F*ck it, he's going to have a meltdown, yes he has autism, get over it. Your kid isn't perfect either Ms. I have a texting addiction on my new 1 inch bigger phone. Don't you know size doesn't matter?  It's how you use it sister? But he's got killer social skills, he knows the proper back and forth of a conversation, he knows good social behaviors vs bad. And he will one day understand that not everyone is nice and that hopefully won't change who he is or make him as sarcastic and porcupiney as his mommy. My job is to teach him how to be a good person and to teach him coping skills with this crazya$$ world that thinks common core math makes any damn sense and in this world where building a damn fenced wall around borders is helping in anyway.

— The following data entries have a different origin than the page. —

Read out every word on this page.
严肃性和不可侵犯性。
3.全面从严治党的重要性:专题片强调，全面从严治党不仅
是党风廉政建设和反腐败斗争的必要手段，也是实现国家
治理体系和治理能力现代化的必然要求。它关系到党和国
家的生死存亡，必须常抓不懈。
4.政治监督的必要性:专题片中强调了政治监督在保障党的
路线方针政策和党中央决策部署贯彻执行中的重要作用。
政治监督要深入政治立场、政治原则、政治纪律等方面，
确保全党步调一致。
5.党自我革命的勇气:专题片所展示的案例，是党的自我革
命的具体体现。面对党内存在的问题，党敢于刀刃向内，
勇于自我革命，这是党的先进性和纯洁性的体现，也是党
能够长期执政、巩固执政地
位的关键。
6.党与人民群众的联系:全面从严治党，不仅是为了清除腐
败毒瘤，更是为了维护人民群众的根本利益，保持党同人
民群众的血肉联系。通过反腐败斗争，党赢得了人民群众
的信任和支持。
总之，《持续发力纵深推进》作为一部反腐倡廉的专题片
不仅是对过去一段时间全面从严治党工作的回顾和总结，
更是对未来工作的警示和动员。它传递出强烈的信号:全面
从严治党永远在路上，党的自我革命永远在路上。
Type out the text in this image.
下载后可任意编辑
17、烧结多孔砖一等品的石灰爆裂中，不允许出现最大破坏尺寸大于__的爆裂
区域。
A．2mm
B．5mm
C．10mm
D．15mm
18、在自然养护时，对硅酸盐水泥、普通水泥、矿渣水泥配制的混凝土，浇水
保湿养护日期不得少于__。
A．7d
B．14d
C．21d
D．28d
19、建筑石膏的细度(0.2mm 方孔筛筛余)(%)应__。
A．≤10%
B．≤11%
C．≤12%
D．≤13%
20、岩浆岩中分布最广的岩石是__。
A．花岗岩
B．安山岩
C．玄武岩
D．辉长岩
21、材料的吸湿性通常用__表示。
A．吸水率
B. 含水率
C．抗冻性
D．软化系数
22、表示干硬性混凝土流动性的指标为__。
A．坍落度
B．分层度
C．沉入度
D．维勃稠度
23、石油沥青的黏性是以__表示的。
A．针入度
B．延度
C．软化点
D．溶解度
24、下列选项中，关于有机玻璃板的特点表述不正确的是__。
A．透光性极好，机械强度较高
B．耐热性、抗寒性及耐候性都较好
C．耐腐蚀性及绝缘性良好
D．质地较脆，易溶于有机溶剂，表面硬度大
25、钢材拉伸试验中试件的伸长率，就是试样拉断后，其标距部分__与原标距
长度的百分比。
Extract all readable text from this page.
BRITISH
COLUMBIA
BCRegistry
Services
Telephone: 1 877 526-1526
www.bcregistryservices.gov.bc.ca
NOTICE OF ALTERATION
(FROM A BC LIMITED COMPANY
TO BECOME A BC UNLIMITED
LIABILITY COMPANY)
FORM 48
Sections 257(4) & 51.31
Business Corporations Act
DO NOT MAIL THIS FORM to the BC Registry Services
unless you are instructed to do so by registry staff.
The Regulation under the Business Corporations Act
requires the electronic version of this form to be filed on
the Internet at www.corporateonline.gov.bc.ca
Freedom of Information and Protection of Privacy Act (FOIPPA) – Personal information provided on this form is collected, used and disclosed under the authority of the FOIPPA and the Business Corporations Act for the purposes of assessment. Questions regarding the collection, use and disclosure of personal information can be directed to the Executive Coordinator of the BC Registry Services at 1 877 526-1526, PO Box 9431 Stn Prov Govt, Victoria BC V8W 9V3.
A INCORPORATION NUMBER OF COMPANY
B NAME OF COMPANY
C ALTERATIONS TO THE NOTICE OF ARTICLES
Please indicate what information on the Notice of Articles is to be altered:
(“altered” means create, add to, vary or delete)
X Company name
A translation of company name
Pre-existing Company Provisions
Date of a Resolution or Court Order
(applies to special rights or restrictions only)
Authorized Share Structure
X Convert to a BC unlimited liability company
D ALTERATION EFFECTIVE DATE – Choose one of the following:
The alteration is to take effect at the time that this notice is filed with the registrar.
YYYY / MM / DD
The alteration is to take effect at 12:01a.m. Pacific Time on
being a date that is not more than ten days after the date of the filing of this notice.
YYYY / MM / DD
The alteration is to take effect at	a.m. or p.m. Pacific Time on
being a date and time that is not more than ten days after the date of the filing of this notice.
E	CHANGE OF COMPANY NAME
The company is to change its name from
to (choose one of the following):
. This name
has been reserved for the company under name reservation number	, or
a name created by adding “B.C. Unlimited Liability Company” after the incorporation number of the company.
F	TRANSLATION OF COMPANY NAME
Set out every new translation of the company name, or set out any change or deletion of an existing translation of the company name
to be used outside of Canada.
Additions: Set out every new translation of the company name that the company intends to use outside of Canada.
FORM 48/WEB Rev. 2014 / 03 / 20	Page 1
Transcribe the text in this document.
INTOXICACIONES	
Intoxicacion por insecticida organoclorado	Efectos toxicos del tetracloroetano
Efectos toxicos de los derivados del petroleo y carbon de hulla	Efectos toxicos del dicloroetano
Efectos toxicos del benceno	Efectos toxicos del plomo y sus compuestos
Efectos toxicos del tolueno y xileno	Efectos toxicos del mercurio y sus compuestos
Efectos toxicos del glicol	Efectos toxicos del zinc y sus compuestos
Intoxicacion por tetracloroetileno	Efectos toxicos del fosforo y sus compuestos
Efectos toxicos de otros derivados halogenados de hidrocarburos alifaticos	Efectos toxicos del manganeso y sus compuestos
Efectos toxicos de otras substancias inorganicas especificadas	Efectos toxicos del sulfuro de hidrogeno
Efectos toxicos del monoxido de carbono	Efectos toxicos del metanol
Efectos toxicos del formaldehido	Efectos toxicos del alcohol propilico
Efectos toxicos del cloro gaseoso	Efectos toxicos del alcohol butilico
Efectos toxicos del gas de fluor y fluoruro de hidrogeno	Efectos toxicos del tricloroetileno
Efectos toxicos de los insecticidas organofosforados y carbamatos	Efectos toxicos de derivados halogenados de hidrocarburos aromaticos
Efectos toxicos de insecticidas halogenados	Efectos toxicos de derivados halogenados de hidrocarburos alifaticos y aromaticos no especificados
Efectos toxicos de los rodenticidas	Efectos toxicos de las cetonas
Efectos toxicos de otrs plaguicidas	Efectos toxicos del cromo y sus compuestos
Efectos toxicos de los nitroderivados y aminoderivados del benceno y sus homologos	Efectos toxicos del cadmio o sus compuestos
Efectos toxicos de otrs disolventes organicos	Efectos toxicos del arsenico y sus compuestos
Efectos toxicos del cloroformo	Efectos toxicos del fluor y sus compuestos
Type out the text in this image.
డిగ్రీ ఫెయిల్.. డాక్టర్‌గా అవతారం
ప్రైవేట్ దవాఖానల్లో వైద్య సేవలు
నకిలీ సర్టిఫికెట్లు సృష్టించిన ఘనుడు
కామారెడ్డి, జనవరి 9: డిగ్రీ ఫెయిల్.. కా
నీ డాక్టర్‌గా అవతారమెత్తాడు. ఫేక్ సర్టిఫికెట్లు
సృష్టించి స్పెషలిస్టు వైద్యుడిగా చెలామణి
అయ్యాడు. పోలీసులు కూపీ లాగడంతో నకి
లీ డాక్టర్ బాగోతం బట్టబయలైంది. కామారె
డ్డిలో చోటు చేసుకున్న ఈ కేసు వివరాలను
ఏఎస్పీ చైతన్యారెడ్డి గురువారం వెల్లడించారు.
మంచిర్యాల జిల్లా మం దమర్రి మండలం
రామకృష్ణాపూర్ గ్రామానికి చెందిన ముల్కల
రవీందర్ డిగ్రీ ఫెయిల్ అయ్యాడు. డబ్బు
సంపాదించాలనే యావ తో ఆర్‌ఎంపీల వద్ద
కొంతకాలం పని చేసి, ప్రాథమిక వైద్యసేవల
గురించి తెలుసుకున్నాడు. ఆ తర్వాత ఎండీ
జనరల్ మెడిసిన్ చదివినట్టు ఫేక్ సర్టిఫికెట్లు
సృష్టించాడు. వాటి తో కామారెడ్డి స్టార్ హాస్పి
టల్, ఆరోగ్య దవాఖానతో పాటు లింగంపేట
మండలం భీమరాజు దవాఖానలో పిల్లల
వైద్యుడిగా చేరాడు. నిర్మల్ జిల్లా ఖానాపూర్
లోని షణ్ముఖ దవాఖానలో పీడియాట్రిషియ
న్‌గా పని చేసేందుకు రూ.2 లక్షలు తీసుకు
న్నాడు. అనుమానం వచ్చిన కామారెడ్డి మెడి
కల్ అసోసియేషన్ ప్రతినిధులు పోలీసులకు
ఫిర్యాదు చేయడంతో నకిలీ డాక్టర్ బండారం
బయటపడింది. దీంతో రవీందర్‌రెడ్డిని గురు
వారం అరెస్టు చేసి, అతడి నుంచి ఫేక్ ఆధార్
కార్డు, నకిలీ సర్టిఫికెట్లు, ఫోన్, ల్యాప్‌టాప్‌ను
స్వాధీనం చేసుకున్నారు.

His teachers provided feedback on how he's doing, while nice to hear, it didn't surprise me. That's just who he is:
A child from the autistic support classroom was pulled in for the learning activities and was having a difficult time transitioning. Anxiety. My kiddo stepped up, said: "it's okay to be upset." and he then modeled the correct behavior and proceeded to show his classmate how to do the activity. See that didn't surprise me. That's my kiddo, that's who he is. Underneath the hyper impulsive child, is a kid who loves to help and laugh. But it surprised his special ed teacher and his 1-1 aide. I wish other parents would take time to see him for who he is. I wish they would see beyond his disability. And my life long challenge and commitment-- is to scream inclusion until they get it, until inclusion is the "norm". Until my kid is the "norm" and the judgy biotches shut their damn mouths.